Britain has never had an integrated energy policy. As a result, our economy has never been able to plan energy supply and, more important, plan the cost of such a policy.
The situation has become worse during the past 26 years, particularly as a result of the attack on Britain's deep mine coal industry. Our indigenous energy resources are now badly abused whilst we have to rely increasingly on coal imports, oil imports, opencast mining and gas for the generation of electricity, despite the fact that Britain's gas supplies will exhaust within 10 years.
Economic commonsense plays no part in Britain's energy programme. Following the destruction of the coal industry, gas and oil priced have rocketed and the price of oil on the world market is at an all-time high. Without a sensible integrated energy policy - based on indigenous clean coal technology, Britain's economy will fact a major crisis sooner rather than later.
The price for deadly nuclear power is astronomic - at least 450% more expensive than coal, 350% more expensive than gas, and over 200% more expensive than oil.

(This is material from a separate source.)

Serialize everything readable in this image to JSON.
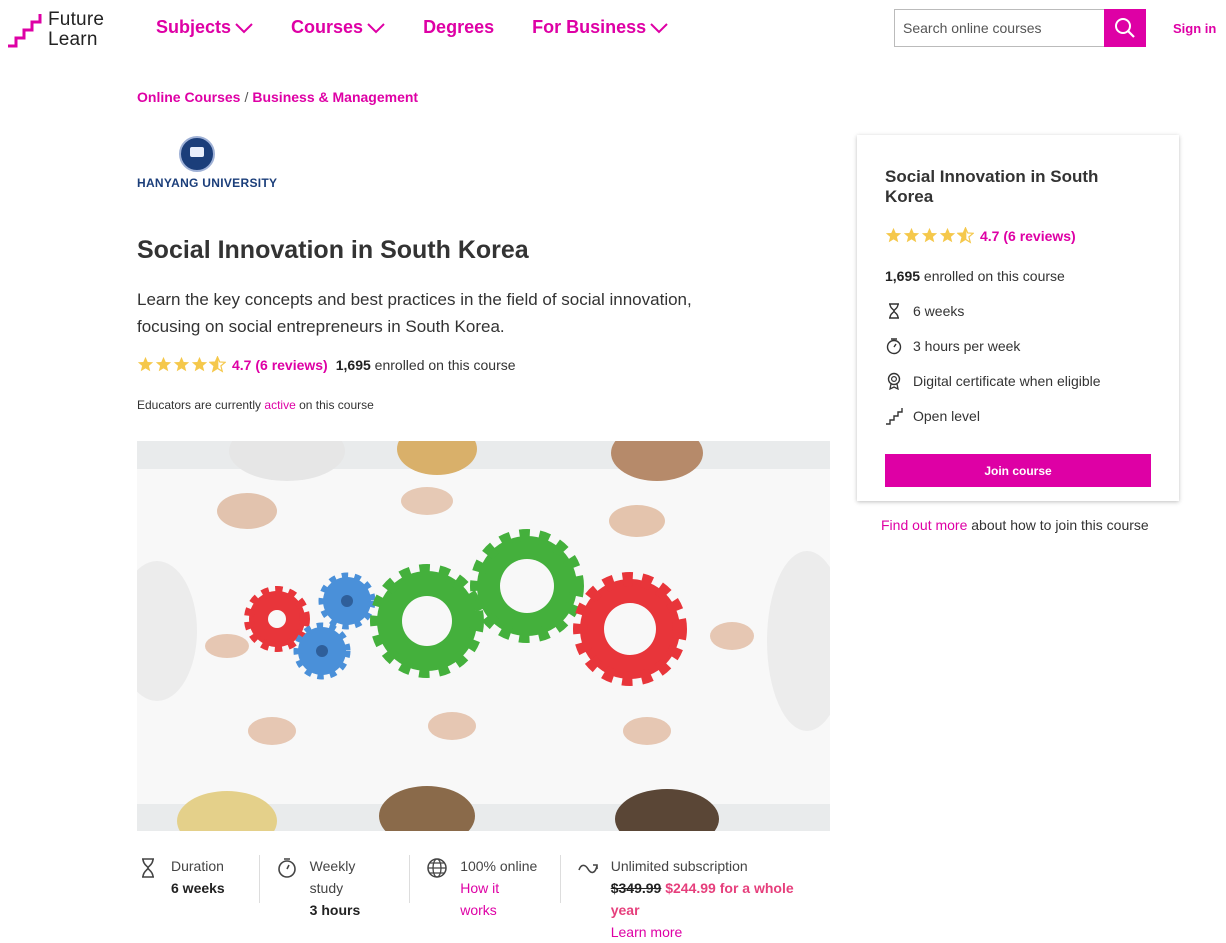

Commonsense would see dangerous, unnecessary nuclear power phased out as it has been in Denmark, Sweden, Germany and other countries throughout the world.
Britain needs a long term integrated energy policy based on a deep mine coal industry which is publicly owned and controlled but at the same time our country needs to develop all forms of renewable energy such as wind, wave, tide, geothermal and solar power.

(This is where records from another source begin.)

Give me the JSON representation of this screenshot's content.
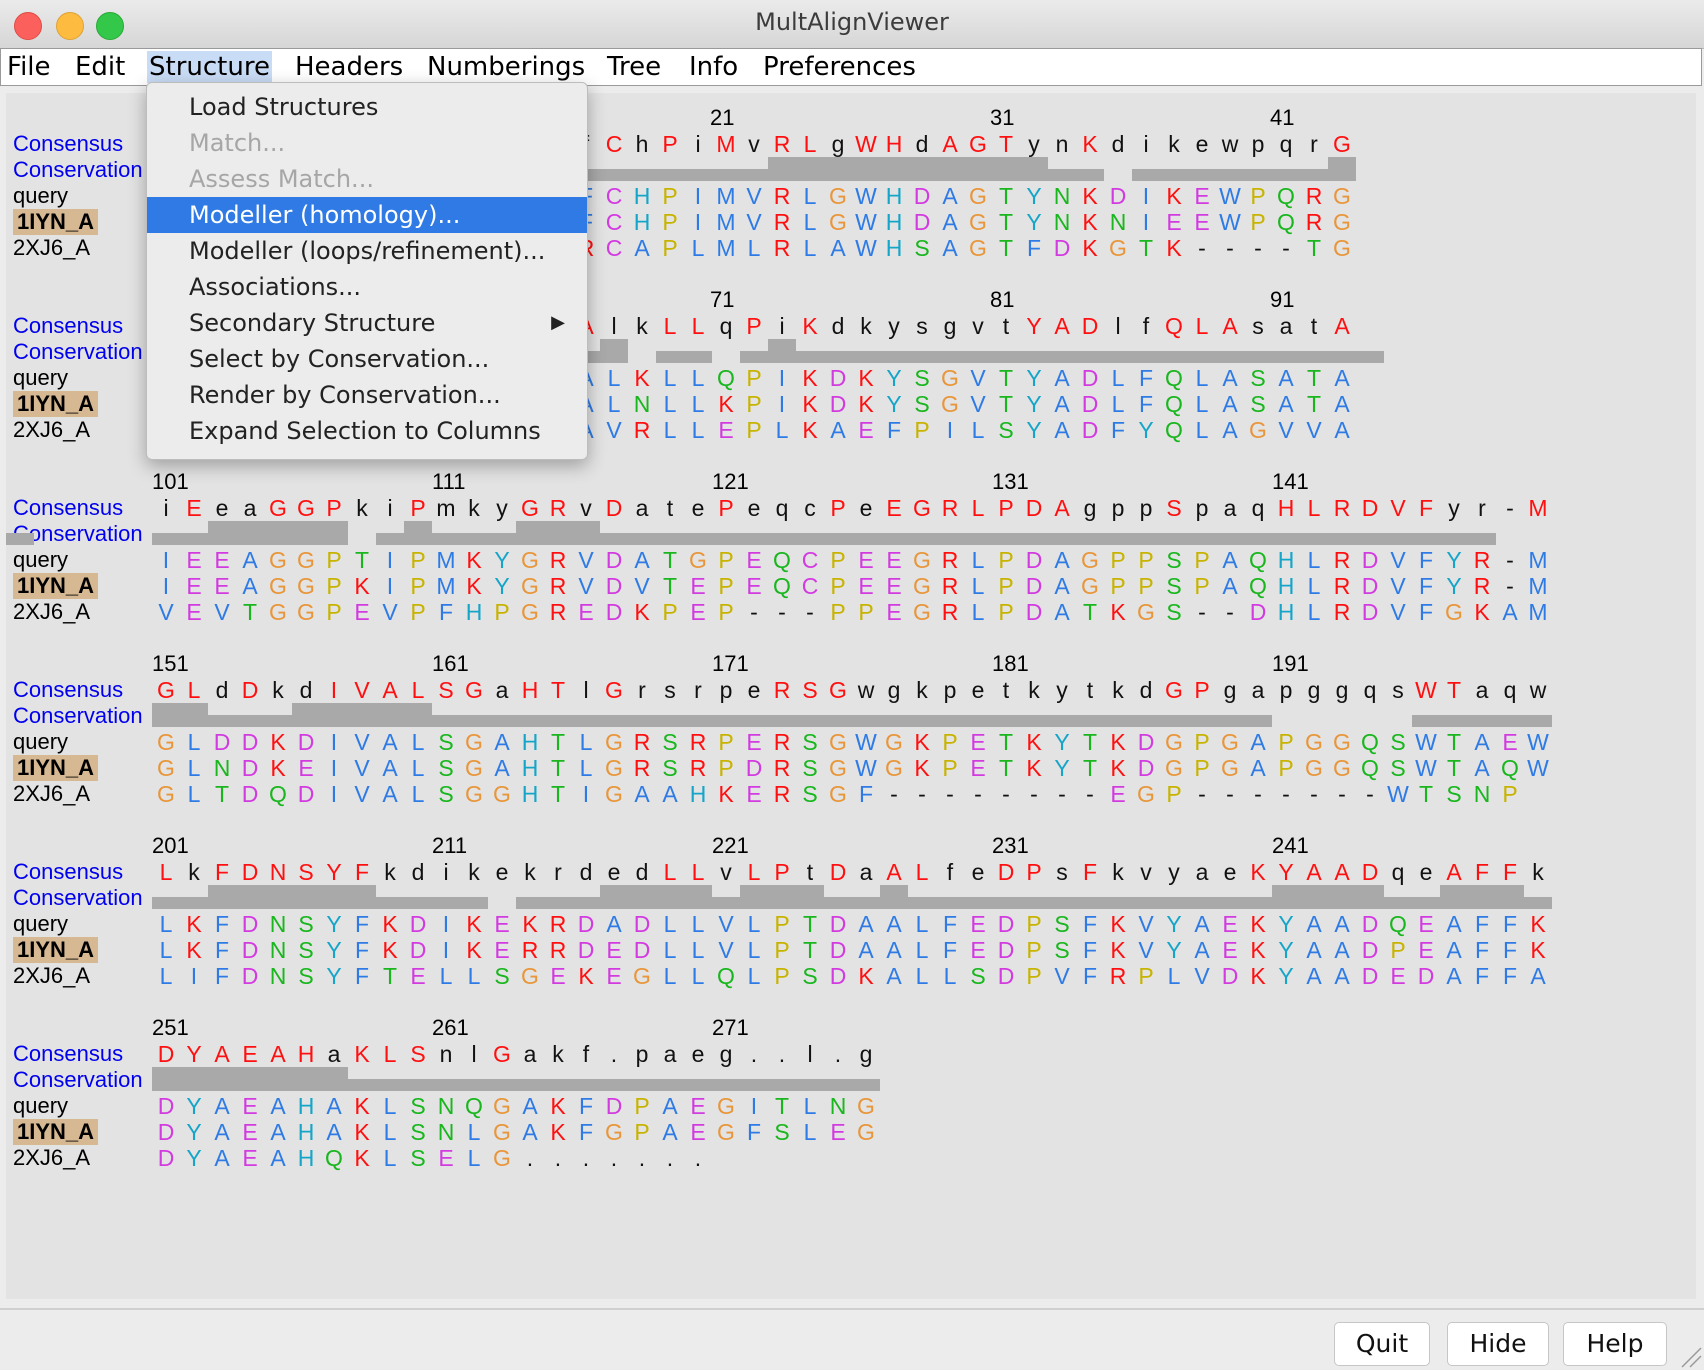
{
  "window": {
    "title": "MultAlignViewer"
  },
  "menubar": [
    "File",
    "Edit",
    "Structure",
    "Headers",
    "Numberings",
    "Tree",
    "Info",
    "Preferences"
  ],
  "active_menu": "Structure",
  "dropdown": {
    "items": [
      {
        "label": "Load Structures",
        "disabled": false
      },
      {
        "label": "Match...",
        "disabled": true
      },
      {
        "label": "Assess Match...",
        "disabled": true
      },
      {
        "label": "Modeller (homology)...",
        "disabled": false,
        "selected": true
      },
      {
        "label": "Modeller (loops/refinement)...",
        "disabled": false
      },
      {
        "label": "Associations...",
        "disabled": false
      },
      {
        "label": "Secondary Structure",
        "disabled": false,
        "submenu": true
      },
      {
        "label": "Select by Conservation...",
        "disabled": false
      },
      {
        "label": "Render by Conservation...",
        "disabled": false
      },
      {
        "label": "Expand Selection to Columns",
        "disabled": false
      }
    ],
    "submenu_arrow": "▶"
  },
  "row_labels": [
    "Consensus",
    "Conservation",
    "query",
    "1IYN_A",
    "2XJ6_A"
  ],
  "blocks": [
    {
      "numbers": [
        "21",
        "31",
        "41"
      ],
      "consensus": "?????????ellqsKfChPiMvRLgWHdAGTynKdikewpqrG",
      "query": "?????????ELLQSKFCHPIMVRLGWHDAGTYNKDIKEWPQRG",
      "s1": "?????????ELLKTKFCHPIMVRLGWHDAGTYNKNIEEWPQRG",
      "s2": "?????????GFIAEKRCAPLMLRLAWHSAGTFDKGTK----TG",
      "cons": "?????????0222111111111222222222213011111112"
    },
    {
      "numbers": [
        "71",
        "81",
        "91"
      ],
      "consensus": "?????????NaGLvnAlkLLqPiKdkysgvtYADlfQLAsatA",
      "query": "?????????NAGLVNALKLLQPIKDKYSGVTYADLFQLASATA",
      "s1": "?????????NAGLVNALNLLKPIKDKYSGVTYADLFQLASATA",
      "s2": "?????????NNGLDIAVRLLEPLKAEFPILSYADFYQLAGVVA",
      "cons": "?????????11110012011012111111111111111111111"
    },
    {
      "numbers": [
        "101",
        "111",
        "121",
        "131",
        "141"
      ],
      "consensus": "iEeaGGPkiPmkyGRvDatePeqcPeEGRLPDAgppSpaqHLRDVFyr-M",
      "query": "IEEAGGPTIPMKYGRVDATGPEQCPEEGRLPDAGPPSPAQHLRDVFYR-M",
      "s1": "IEEAGGPKIPMKYGRVDVTEPEQCPEEGRLPDAGPPSPAQHLRDVFYR-M",
      "s2": "VEVTGGPEVPFHPGREDKPEP---PPEGRLPDATKGS--DHLRDVFGKAM",
      "cons": "1122222012111222111111111111111111111111111111110 1"
    },
    {
      "numbers": [
        "151",
        "161",
        "171",
        "181",
        "191"
      ],
      "consensus": "GLdDkdIVALSGaHTlGrsrpeRSGwgkpetkytkdGPgapggqsWTaqw",
      "query": "GLDDKDIVALSGAHTLGRSRPERSGWGKPETKYTKDGPGAPGGQSWTAEW",
      "s1": "GLNDKEIVALSGAHTLGRSRPDRSGWGKPETKYTKDGPGAPGGQSWTAQW",
      "s2": "GLTDQDIVALSGGHTIGAAHKERSGF--------EGP-------WTSNP",
      "cons": "22111222221111111111111111111111111111110000011111"
    },
    {
      "numbers": [
        "201",
        "211",
        "221",
        "231",
        "241"
      ],
      "consensus": "LkFDNSYFkdikekrdedLLvLPtDaALfeDPsFkvyaeKYAADqeAFFk",
      "query": "LKFDNSYFKDIKEKRDADLLVLPTDAALFEDPSFKVYAEKYAADQEAFFK",
      "s1": "LKFDNSYFKDIKERRDEDLLVLPTDAALFEDPSFKVYAEKYAADPEAFFK",
      "s2": "LIFDNSYFTELLSGEKEGLLQLPSDKALLSDPVFRPLVDKYAADEDAFFA",
      "cons": "11222222111101112222122211211111111111112222112221"
    },
    {
      "numbers": [
        "251",
        "261",
        "271"
      ],
      "consensus": "DYAEAHaKLSnlGakf.paeg..l.g",
      "query": "DYAEAHAKLSNQGAKFDPAEGITLNG",
      "s1": "DYAEAHAKLSNLGAKFGPAEGFSLEG",
      "s2": "DYAEAHQKLSELG.......      ",
      "cons": "22222221111111111111111111"
    }
  ],
  "buttons": [
    "Quit",
    "Hide",
    "Help"
  ]
}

An energy policy of this kind would result in the employment of 100,000 people, and our balance of payments would be at least £3 billion per year better off as a direct result of Britain no longer buying subsidised coal from abroad.
The Socialist Labour Party would reduce our nation's dependence on imported oil and gas and would reopen at least 30 pits which were closed in 1992/93. We would also develop 30 new mines, many of them in areas which have suffered vicious deprivation as a result of the pit closure programme.

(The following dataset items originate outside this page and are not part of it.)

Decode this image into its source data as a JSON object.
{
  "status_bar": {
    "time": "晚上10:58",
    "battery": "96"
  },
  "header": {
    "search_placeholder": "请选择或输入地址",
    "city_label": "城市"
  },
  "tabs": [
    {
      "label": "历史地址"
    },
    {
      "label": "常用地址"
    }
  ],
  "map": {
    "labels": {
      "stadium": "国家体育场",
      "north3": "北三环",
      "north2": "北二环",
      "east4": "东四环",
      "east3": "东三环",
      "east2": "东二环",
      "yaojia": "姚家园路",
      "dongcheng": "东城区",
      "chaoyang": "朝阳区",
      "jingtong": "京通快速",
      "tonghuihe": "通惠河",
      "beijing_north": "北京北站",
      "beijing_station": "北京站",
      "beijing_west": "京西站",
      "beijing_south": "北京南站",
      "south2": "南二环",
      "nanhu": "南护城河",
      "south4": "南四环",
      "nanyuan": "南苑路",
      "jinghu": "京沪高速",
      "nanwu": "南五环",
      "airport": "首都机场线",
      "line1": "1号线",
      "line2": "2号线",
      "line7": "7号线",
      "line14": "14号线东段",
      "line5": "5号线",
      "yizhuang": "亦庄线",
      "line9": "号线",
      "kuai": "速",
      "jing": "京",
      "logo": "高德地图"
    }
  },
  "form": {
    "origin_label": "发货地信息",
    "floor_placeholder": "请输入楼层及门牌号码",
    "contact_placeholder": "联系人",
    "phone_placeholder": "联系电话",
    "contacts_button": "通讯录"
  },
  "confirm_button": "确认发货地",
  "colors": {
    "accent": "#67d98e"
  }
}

The Socialist Labour Party's energy policy is not only cost effective but a policy which would provide cheaper energy for the consumer. Our proposals would actually reduce energy costs, not increase them.
Such an integrated energy policy would cost £50 billion over a 10-year period. This would include the cost of new technology for power stations and moving away from nuclear power to an indigenous deep mine, clean coal-based, integrated energy policy - a policy which would involve taking the mining industry back into public ownership, the opening or re-opening of 60 coal mines and developing renewable energies.
The cost of developing a properly integrated energy policy would be £50 billion or £5 billion per year over a 10 year period. This money could easily be raised if Britain scrapped its dangerous and highly expensive nuclear power industry.